Mittwoch, 12. Mai 2010
"Kernbestand der Souveränität": Westerwelle lehnt EU-Eingriffe ab
Außenminister Westerwelle wehrt sich gegen die EU-Pläne, in die Haushalte der Mitgliedsstaaten einzugreifen. "Nicht die Kommission beschließt die Haushalte, sondern der Deutsche Bundestag." Das kratze am Kern der Souveränität. Kanzlerin Merkel widerspricht: "Das muss man ja nicht gleich so interpretieren."Die Pläne der EU-Kommission, die Haushaltpläne der Mitgliedsstaaten strenger zu kontrollieren, stoßen in der Bundesregierung auf ein geteiltes Echo.
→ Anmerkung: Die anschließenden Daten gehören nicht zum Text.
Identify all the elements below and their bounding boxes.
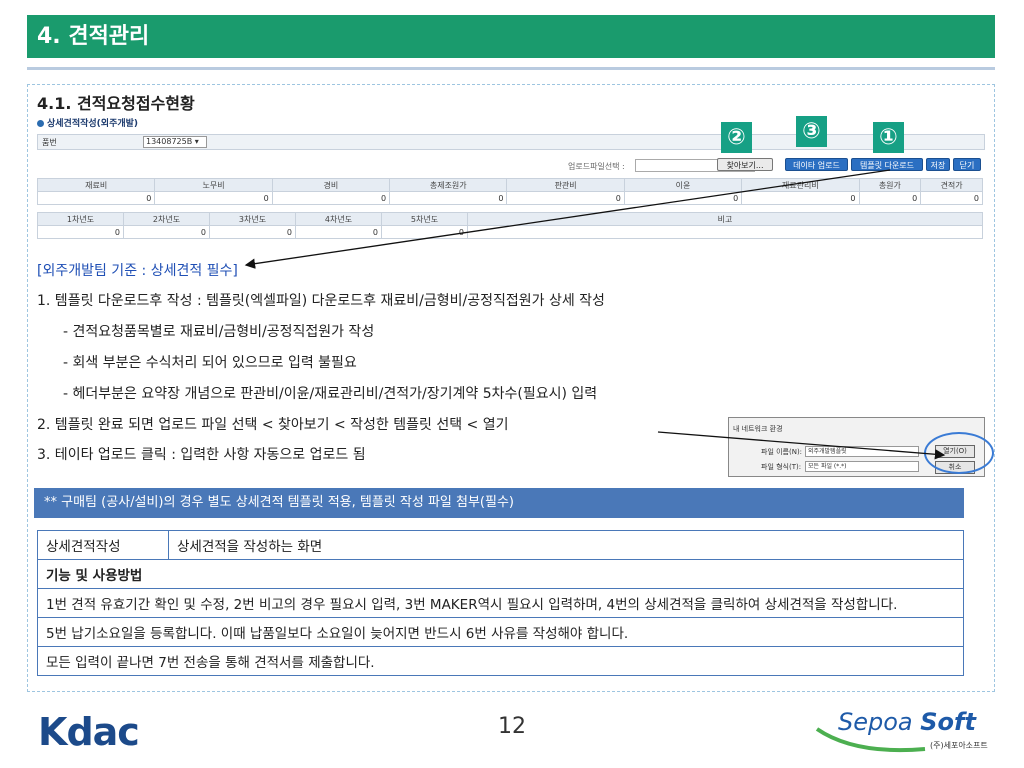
usage-heading-row: 기능 및 사용방법: [37, 559, 964, 589]
page-title: 4. 견적관리: [27, 15, 995, 58]
purchasing-notice-banner: ** 구매팀 (공사/설비)의 경우 별도 상세견적 템플릿 적용, 템플릿 작…: [34, 488, 964, 518]
file-name-value: 외주개발템플릿: [808, 448, 847, 455]
page-number: 12: [498, 714, 526, 739]
bullet-icon: [37, 120, 44, 127]
cost-header: 경비: [271, 178, 391, 192]
marker-2: ②: [721, 122, 752, 153]
year-value[interactable]: 0: [381, 225, 468, 239]
cost-value[interactable]: 0: [506, 191, 625, 205]
sepoa-company-name: (주)세포아소프트: [930, 741, 988, 750]
file-type-label: 파일 형식(T):: [761, 463, 802, 471]
title-divider: [27, 67, 995, 70]
sepoa-logo-a: Sepoa: [838, 708, 913, 736]
year-value[interactable]: 0: [123, 225, 210, 239]
embedded-screenshot: 상세견적작성(외주개발) 품번 13408725B ▾ 업로드파일선택 : 찾아…: [36, 116, 985, 254]
cost-header: 총제조원가: [389, 178, 508, 192]
cost-value[interactable]: 0: [920, 191, 983, 205]
year-header: 3차년도: [209, 212, 296, 226]
template-download-button[interactable]: 템플릿 다운로드: [851, 158, 923, 171]
usage-row-2: 5번 납기소요일을 등록합니다. 이때 납품일보다 소요일이 늦어지면 반드시 …: [37, 617, 964, 647]
file-name-label: 파일 이름(N):: [761, 448, 803, 456]
year-table: 1차년도 2차년도 3차년도 4차년도 5차년도 비고 0 0 0 0 0: [37, 212, 983, 239]
form-title-text: 상세견적작성(외주개발): [47, 119, 139, 129]
cost-value[interactable]: 0: [389, 191, 508, 205]
usage-heading: 기능 및 사용방법: [37, 559, 964, 589]
cost-header: 이윤: [623, 178, 743, 192]
cost-value[interactable]: 0: [741, 191, 860, 205]
sepoa-logo: Sepoa Soft: [838, 708, 976, 736]
cost-value[interactable]: 0: [271, 191, 391, 205]
screen-name-cell: 상세견적작성: [37, 530, 169, 560]
upload-file-label: 업로드파일선택 :: [568, 162, 625, 171]
screen-row: 상세견적작성 상세견적을 작성하는 화면: [37, 530, 964, 560]
cost-value-row: 0 0 0 0 0 0 0 0 0: [36, 191, 983, 205]
section-title: 4.1. 견적요청접수현황: [37, 94, 195, 113]
remarks-input[interactable]: [467, 225, 983, 239]
cost-header: 노무비: [154, 178, 273, 192]
save-button[interactable]: 저장: [926, 158, 950, 171]
marker-3: ③: [796, 116, 827, 147]
year-value-row: 0 0 0 0 0: [37, 225, 983, 239]
data-upload-button[interactable]: 데이타 업로드: [785, 158, 848, 171]
year-header: 5차년도: [381, 212, 468, 226]
instruction-1: 1. 템플릿 다운로드후 작성 : 템플릿(엑셀파일) 다운로드후 재료비/금형…: [37, 293, 605, 309]
usage-row-1: 1번 견적 유효기간 확인 및 수정, 2번 비고의 경우 필요시 입력, 3번…: [37, 588, 964, 618]
file-type-value: 모든 파일 (*.*): [808, 463, 847, 470]
usage-row: 모든 입력이 끝나면 7번 전송을 통해 견적서를 제출합니다.: [37, 646, 964, 676]
instruction-1-sub-1: - 견적요청품목별로 재료비/금형비/공정직접원가 작성: [63, 324, 375, 340]
cost-header: 재료관리비: [741, 178, 860, 192]
cost-header: 총원가: [858, 178, 922, 192]
part-no-label: 품번: [42, 138, 57, 147]
year-header: 비고: [467, 212, 983, 226]
kdac-logo: Kdac: [38, 710, 140, 754]
year-header: 2차년도: [123, 212, 210, 226]
screen-desc-cell: 상세견적을 작성하는 화면: [168, 530, 964, 560]
instruction-2: 2. 템플릿 완료 되면 업로드 파일 선택 < 찾아보기 < 작성한 템플릿 …: [37, 417, 509, 433]
year-value[interactable]: 0: [209, 225, 296, 239]
year-header: 1차년도: [37, 212, 124, 226]
cost-header: 재료비: [36, 178, 156, 192]
instruction-3: 3. 테이타 업로드 클릭 : 입력한 사항 자동으로 업로드 됨: [37, 447, 366, 463]
cost-table: 재료비 노무비 경비 총제조원가 판관비 이윤 재료관리비 총원가 견적가 0 …: [36, 178, 983, 205]
sepoa-logo-b: Soft: [920, 708, 976, 736]
cost-value[interactable]: 0: [623, 191, 743, 205]
usage-row-3: 모든 입력이 끝나면 7번 전송을 통해 견적서를 제출합니다.: [37, 646, 964, 676]
note-outsource: [외주개발팀 기준 : 상세견적 필수]: [37, 263, 238, 279]
cost-value[interactable]: 0: [858, 191, 922, 205]
close-button[interactable]: 닫기: [953, 158, 981, 171]
instruction-1-sub-2: - 회색 부분은 수식처리 되어 있으므로 입력 불필요: [63, 355, 357, 371]
year-header-row: 1차년도 2차년도 3차년도 4차년도 5차년도 비고: [37, 212, 983, 226]
cost-header: 견적가: [920, 178, 983, 192]
year-value[interactable]: 0: [295, 225, 382, 239]
form-title: 상세견적작성(외주개발): [37, 116, 138, 129]
file-type-field[interactable]: 모든 파일 (*.*): [805, 461, 919, 472]
cost-header-row: 재료비 노무비 경비 총제조원가 판관비 이윤 재료관리비 총원가 견적가: [36, 178, 983, 192]
usage-row: 1번 견적 유효기간 확인 및 수정, 2번 비고의 경우 필요시 입력, 3번…: [37, 588, 964, 618]
year-header: 4차년도: [295, 212, 382, 226]
file-name-field[interactable]: 외주개발템플릿: [805, 446, 919, 457]
usage-row: 5번 납기소요일을 등록합니다. 이때 납품일보다 소요일이 늦어지면 반드시 …: [37, 617, 964, 647]
cost-header: 판관비: [506, 178, 625, 192]
cost-value[interactable]: 0: [154, 191, 273, 205]
highlight-ring: [924, 432, 994, 474]
instruction-1-sub-3: - 헤더부분은 요약장 개념으로 판관비/이윤/재료관리비/견적가/장기계약 5…: [63, 386, 598, 402]
dialog-title: 내 네트워크 환경: [733, 425, 783, 433]
part-no-value: 13408725B: [146, 137, 193, 146]
marker-1: ①: [873, 122, 904, 153]
part-no-select[interactable]: 13408725B ▾: [143, 136, 207, 148]
part-no-row: 품번 13408725B ▾: [37, 134, 985, 150]
browse-button[interactable]: 찾아보기...: [717, 158, 773, 171]
year-value[interactable]: 0: [37, 225, 124, 239]
cost-value[interactable]: 0: [36, 191, 156, 205]
usage-table: 상세견적작성 상세견적을 작성하는 화면 기능 및 사용방법 1번 견적 유효기…: [37, 530, 964, 676]
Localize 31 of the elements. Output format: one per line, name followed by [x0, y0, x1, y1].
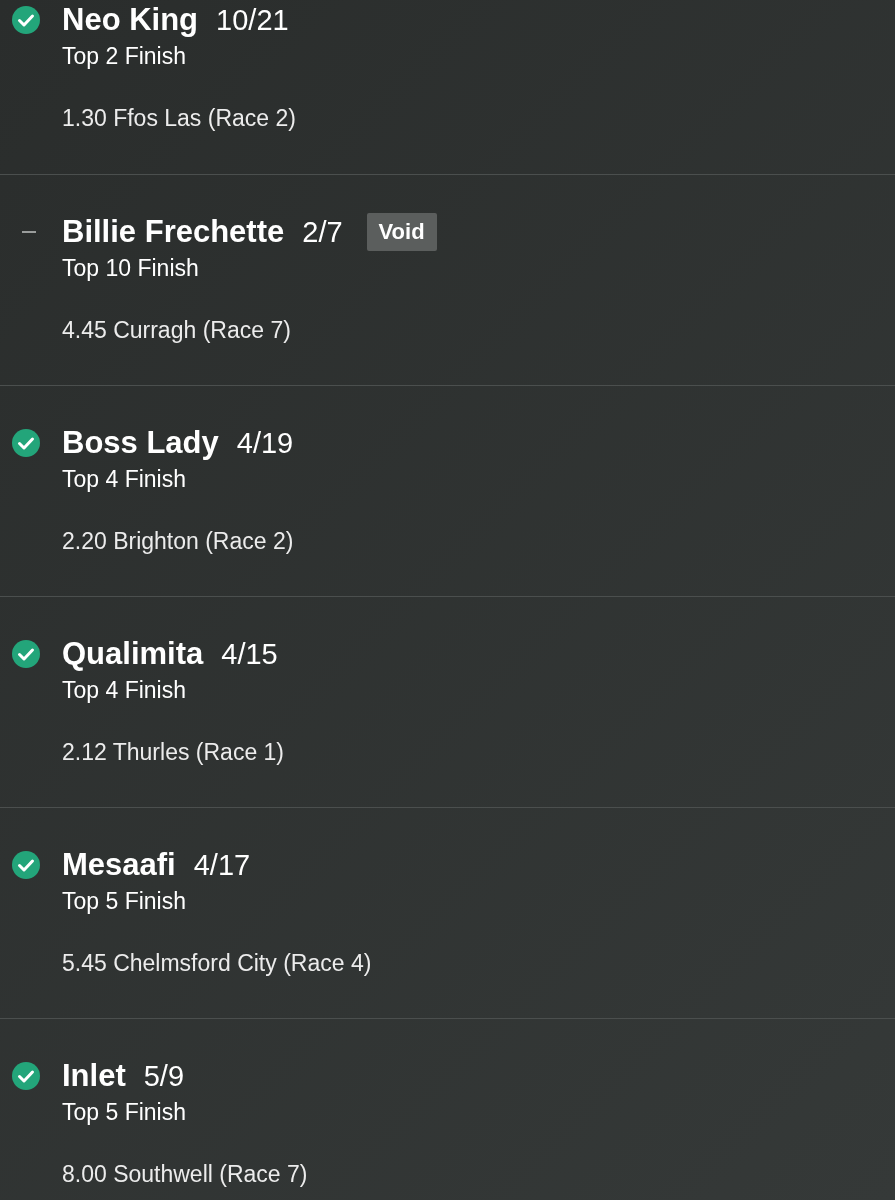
odds: 5/9: [143, 1059, 185, 1093]
market-label: Top 4 Finish: [62, 676, 187, 705]
check-icon: [12, 851, 40, 879]
odds: 2/7: [302, 215, 343, 249]
check-icon: [12, 1062, 40, 1090]
check-icon: [12, 640, 40, 668]
horse-name: Qualimita: [62, 636, 204, 672]
check-icon: [12, 6, 40, 34]
market-label: Top 10 Finish: [62, 254, 200, 283]
horse-name: Inlet: [62, 1058, 126, 1094]
check-icon: [12, 429, 40, 457]
odds: 4/17: [193, 848, 251, 882]
odds: 10/21: [216, 3, 289, 37]
odds: 4/19: [236, 426, 294, 460]
horse-name: Billie Frechette: [62, 214, 285, 250]
race-label: 8.00 Southwell (Race 7): [62, 1160, 309, 1189]
horse-name: Neo King: [62, 2, 199, 38]
market-label: Top 5 Finish: [62, 1098, 187, 1127]
void-badge: Void: [366, 213, 437, 251]
dash-icon: [22, 231, 36, 233]
horse-name: Boss Lady: [62, 425, 219, 461]
horse-name: Mesaafi: [62, 847, 176, 883]
race-label: 5.45 Chelmsford City (Race 4): [62, 949, 373, 978]
race-label: 1.30 Ffos Las (Race 2): [62, 104, 297, 133]
market-label: Top 4 Finish: [62, 465, 187, 494]
market-label: Top 5 Finish: [62, 887, 187, 916]
market-label: Top 2 Finish: [62, 42, 187, 71]
race-label: 4.45 Curragh (Race 7): [62, 316, 292, 345]
race-label: 2.12 Thurles (Race 1): [62, 738, 285, 767]
odds: 4/15: [221, 637, 278, 671]
race-label: 2.20 Brighton (Race 2): [62, 527, 295, 556]
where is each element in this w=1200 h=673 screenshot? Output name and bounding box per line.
Außenminister Guido Westerwelle lehnt den Vorstoß für Eingriffe Brüssels in die nationale Budgetplanung ab. "Das Haushaltsrecht ist eine Angelegenheit der nationalen Parlamente. Nicht die Europäische Kommission beschließt die Haushalte, sondern der Deutsche Bundestag, die nationalen Parlamente", sagte Westerwelle. Dies gehöre zum "Kernbestand der Souveränität".
Grundsätzlich begrüßte er den Vorstoß aber zwar. "Die Vorschläge gehen in die richtige Richtung", sagte Westerwelle . Die einzelnen Pläne müssten aber noch geprüft werden. Zum vorgeschlagenen generellen Hilfsmechanismus in der EU sagte er, es keine dürfe Transferunion geben. "Eine Transferunion gehört nicht zu den Zielen der deutschen Europapolitik." Dazu dürfe es nicht kommen. Der FDP-Chef appellierte an die EU-Kommission, ihre Bemühungen um schärfere Regulierungen des Kapitalmarktes zu beschleunigen.
EU will Einblicke
Dagegen sieht Bundeskanzlerin Angela Merkel in den Vorschlägen der EU-Kommission keine Entmachtung der nationalen Parlamente. "Das muss man ja nicht gleich so interpretieren", sagte Merkel und widersprach damit ihrem Vizekanzler. Merkel forderte zugleich weitergehende Maßnahmen und Änderungen der EU-Verträge.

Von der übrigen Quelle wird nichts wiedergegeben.